Wednesday, May 30, 2012

Federal Policy, Family Planning, and Abortion

Judith Lewis Mernit introduced us to "the pro-life paradox" in an article of the same name in The American Prospect. The crux of Mernit’s contention is that the intent of legislatures to limit abortion by banning the procedure after a certain date in the pregnancy is driven not by the concern for the comfort of the fetus, but by the desire to eliminate abortions obtained because of the fear of giving birth to a child with a severe disability. The paradox arises because the people who wish to make abortions illegal are the same people who continually vote against providing support for the welfare of children with disabilities. These aspects of Mernit’s piece were discussed in The Paradox of Pro-Life Politics. Mernit’s article deserves further elaboration.

There is another aspect to the paradox. Family planning organizations, particularly Planned Parenthood, have been under siege by pro-life politicians because they are thought to encourage abortions. Mernit points out the folly of this contention:

"These efforts to prevent abortion are at odds with attempts—so far unsuccessful—among Republicans in Congress to deny funding to family-planning clinics, which have a documented record of reducing the number of abortions."

The Guttmacher Institute provides this data on why women choose to have an abortion.

Except for the 3% who fear for the health of the fetus and the 4% who fear for their own health, the rest of the cases are all variations on "I didn’t want to get pregnant in the first place." Providing guidance on how to avoid unwanted pregnancies has tremendous leverage in limiting the number of abortions. A smart pro-life politician would throw more money at these organizations—not less.

There is a fiscal impropriety that is also associated with the pro-life paradox. By limiting abortion, these social conservatives—who are generally fiscal conservatives also—are creating the equivalent of unfunded mandates.

Unwanted pregnancies are much more common among the poor than among the affluent.

"Those pregnancies are also more likely to end in abortion; forty-two percent of the women who had abortions in 2008 were living near or below the poverty line. While abortion rates among middle- and upper-class women declined in that same period of time, among poor women the rate went up 18 percent."

Limitations on abortion fall most heavily on the poor and contribute to their economic burden. The net result is that family and child welfare costs will go up, one way or other, and the state will have to pay for this increase. And who will allocate the funds?

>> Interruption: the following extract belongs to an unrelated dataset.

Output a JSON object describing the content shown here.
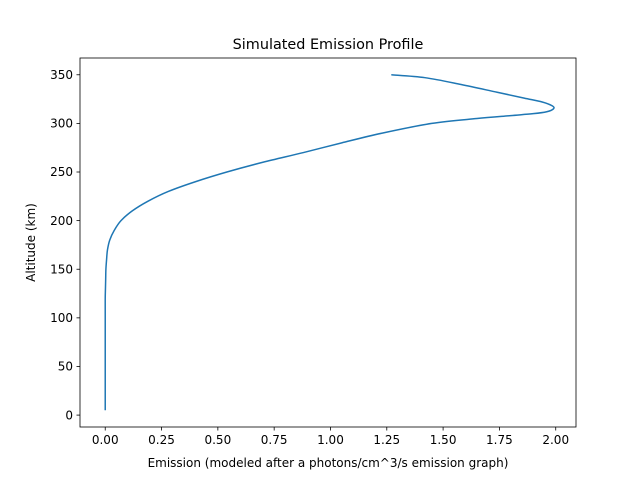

Even with modern methods of detecting fetal abnormalities, data indicate that about 3% of children are born with a birth defect. Mernit discusses Down syndrome children in the context added state costs. This is the most common defect. According to the CDC it occurs in about 1 in 691 cases. Data presented here indicate that over 90% of women who have evidence that there baby might have Down syndrome choose to have an abortion. Eliminating or limiting access to abortion will drive up the number of disabled children who will be born and who will have to be supported by the government.

Federal laws have been passed protecting the rights of people with disabilities.

"Among these laws was the Individuals with Disabilities Education Act (IDEA), which since 1986 has guaranteed early education and therapy to infants and toddlers with disabilities."

Mernit points out that the availability of early intervention programs is critical in dealing with children having disabilities.

"In the first three years of any child’s life, neurons grow axons, and synapses form in a way they never will again. For a child with disabilities, early brain stimulation can mean the difference between whether a five-year-old joins his peers in kindergarten or needs to attend a special school; it may keep the future grown-up out of an institution and allow her to work."

Such care is expensive.

"Even the healthiest Down syndrome children will need special education, medical care, and social support. Depending on the child and the severity of his or her affliction, that education and care can run as high as $50,000 just in the baby’s first year."
Clearly a true pro-life advocate will jump at the chance to contribute to the quality of life of those whose condition he had created by arrogantly demanding that all people had to live according to his beliefs—right?

"When the Children’s Defense Fund releases its Congressional Scorecard each year, evaluating members of Congress on how they vote whenever children’s welfare issues come up, the lowest ranking members are always pro-lifers."

Pro-lifers also seem to be quite satisfied with taking the lives of those who might be guilty of a crime. They also seem to appreciate the occasional war. But those must be topics for another day.